The cases of missing and murdered Aboriginal people need to be heard
In 1988, Aboriginal teenager Mark Haines was found on the train tracks in Tamworth, northern NSW. Immediately, the police thought it was a…
In 1988, Aboriginal teenager Mark Haines was found on the train tracks in Tamworth, northern NSW. Immediately, the police thought it was a suicide. That was despite the family knowing that it was “out of character”, and despite the testimony of the train driver who found him, a railway investigator who saw that there was little blood, and a towel folded neatly under his head. The family went and did their own investigation, handing over evidence to the police themselves, because they felt they had weren’t taking the case seriously. They investigated a nearby abandoned car, opening the boot, and took what they believed was blood to the authorities. The police didn’t bother to fingerprint it, or didn’t see any connection with the crime. They even went as far to suggest that Mark may have stolen the car.
The thing was, Mark couldn’t drive a manual car.
The family knew how ridiculous this was. They knew the reason the police weren’t listening. And for thirty years, they tried to get anyone — the media, the police, and the public — to care. It wasn’t until Allan Clarke, a Gomeroi journalist who has a long history in Aboriginal journalism, came along. Allan has been investigating Mark’s case for nearly five years. He has produced stories for SBS’ Living Black, BuzzFeed News, NITV, and now the ABC, who tonight presented the Mark Haines story on Australian Story, and for the Unravel podcast.
The significance of Allan’s journalism can not be underestimated. While podcasts and television stories regularly sensationalise, feeding on a sickening appetite for true crime with no thought for the victims and their families , Allan carefully unravels the complexities of the case, situating it directly in the racism shown within Tamworth that deemed an Aboriginal teenager unworthy of investigation.
Allan’s interest in the case comes not only in the pursuit of justice, but also because he saw himself in Mark. Both grew up in a small NSW community, and both have large extended black families. They both come from the Gomeroi nation. Allan’s contribution is not only in upsetting the narrative of black victimhood and white sensationalism, but in stressing the humanity of Mark, and of acknowledging the humanity of his family, who still feel the trauma of his death, and the injustice that surrounds it. Through their testimony, we learn first about who Mark was — a smiling teenager, always happy, great at sport, and who could navigate both the white and black worlds.
It is also important because for too long, the numerous cases of unsolved Aboriginal murders have been ignored. Mark died in 1988, as protests ramped up around Aboriginal deaths in custody, for which there was a royal commission. It was in this time period, where there were several cases of Aboriginal people who died, and who’s cases were not properly investigated by police. It is an all too common story. The Bowraville children — Colleen Walker, Evelyn Greenup and Clinton Speedy Duroux — died from 1990–1991, and the original police investigation completely bungled it, focusing their attention on the community themselves instead of the white man who is now in the sights of the law for their deaths. Aboriginal teenager Karen Williams disappeared in Coober Pedy in 1990 and her body has never been found. Closer to my home, an Aboriginal woman named Linda, died in 1991 in the Fitzroy River, Rockhampton. Because of the racism from investigating police, the man who has been serving 27 years for her murder, is very likely innocent, in fact we have shown he is through the Curtain Podcast.
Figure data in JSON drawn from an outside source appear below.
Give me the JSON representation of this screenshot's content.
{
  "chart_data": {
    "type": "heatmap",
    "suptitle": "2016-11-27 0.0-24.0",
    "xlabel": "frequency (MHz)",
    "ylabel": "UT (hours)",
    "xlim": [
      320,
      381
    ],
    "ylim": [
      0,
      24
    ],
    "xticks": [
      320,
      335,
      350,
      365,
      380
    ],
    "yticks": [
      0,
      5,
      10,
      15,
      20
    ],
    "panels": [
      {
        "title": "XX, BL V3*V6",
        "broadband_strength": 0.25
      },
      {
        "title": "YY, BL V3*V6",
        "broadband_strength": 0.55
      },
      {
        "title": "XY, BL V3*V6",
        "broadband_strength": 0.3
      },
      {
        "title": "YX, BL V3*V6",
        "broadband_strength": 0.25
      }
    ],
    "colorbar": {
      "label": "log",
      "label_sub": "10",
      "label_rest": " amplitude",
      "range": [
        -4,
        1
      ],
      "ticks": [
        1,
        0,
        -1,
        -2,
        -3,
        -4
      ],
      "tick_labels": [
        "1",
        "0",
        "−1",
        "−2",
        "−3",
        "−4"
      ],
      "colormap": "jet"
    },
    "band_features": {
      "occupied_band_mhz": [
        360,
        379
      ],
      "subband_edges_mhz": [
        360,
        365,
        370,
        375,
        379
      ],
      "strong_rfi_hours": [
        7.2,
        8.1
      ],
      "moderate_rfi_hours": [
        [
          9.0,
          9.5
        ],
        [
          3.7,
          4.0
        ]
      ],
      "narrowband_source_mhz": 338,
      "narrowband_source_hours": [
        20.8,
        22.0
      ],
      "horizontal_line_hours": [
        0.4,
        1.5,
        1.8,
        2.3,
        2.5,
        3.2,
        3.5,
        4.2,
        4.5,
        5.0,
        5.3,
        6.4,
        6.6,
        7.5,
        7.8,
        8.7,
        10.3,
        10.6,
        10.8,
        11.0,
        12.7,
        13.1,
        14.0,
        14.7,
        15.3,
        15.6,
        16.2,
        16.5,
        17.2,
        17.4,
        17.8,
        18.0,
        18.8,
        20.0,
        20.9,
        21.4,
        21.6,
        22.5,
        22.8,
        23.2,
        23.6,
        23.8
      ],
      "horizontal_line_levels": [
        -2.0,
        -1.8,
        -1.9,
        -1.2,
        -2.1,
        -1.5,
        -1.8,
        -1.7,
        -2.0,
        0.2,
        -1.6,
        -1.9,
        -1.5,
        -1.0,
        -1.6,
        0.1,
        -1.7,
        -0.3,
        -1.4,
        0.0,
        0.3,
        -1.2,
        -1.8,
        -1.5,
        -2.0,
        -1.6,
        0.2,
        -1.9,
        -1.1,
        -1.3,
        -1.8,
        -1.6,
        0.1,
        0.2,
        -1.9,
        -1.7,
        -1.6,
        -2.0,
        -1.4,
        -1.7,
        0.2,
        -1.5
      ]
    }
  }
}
Watching Allan’s phenomenal journalism tonight, I was reminded again of the similarities between the cases of Linda and Mark. Both died within years of each other. And in both cases, police did not properly investigate all the evidence — including, the abandonment of a car that could have provided crucial clues to the identity of the perpetrators. Like Tamworth, in which black and white are separated by a boundary line in the form of a train track — the place of Mark’s death — Linda was found on the banks of the Fitzroy River, a natural boundary line that in the colonial era kept Aboriginal people cordoned to one side after curfew.
Too often, when we report on these issues, we are greeted with the usual ‘colourblind’ comments. ‘This isn’t a race issue!,’ they exclaim, as if it is in anyway helping their case, as if it is doing nothing more than comforting their own sensibilities. I know from following Allan’s investigation of Mark Haines’ death over the years, and in my own work, that the response from the police and the public always has a racial element. What other Australian family would be required to go out and collect their own evidence, simply to get police to listen to them?
There needs to be justice for Mark Haines, justice for Linda, justice for Bowraville and justice for Karen Williams, and all other Aboriginal people — men, women and children, who have suffered the apathy of police, media and the public, and for their families, who continue to live with the trauma.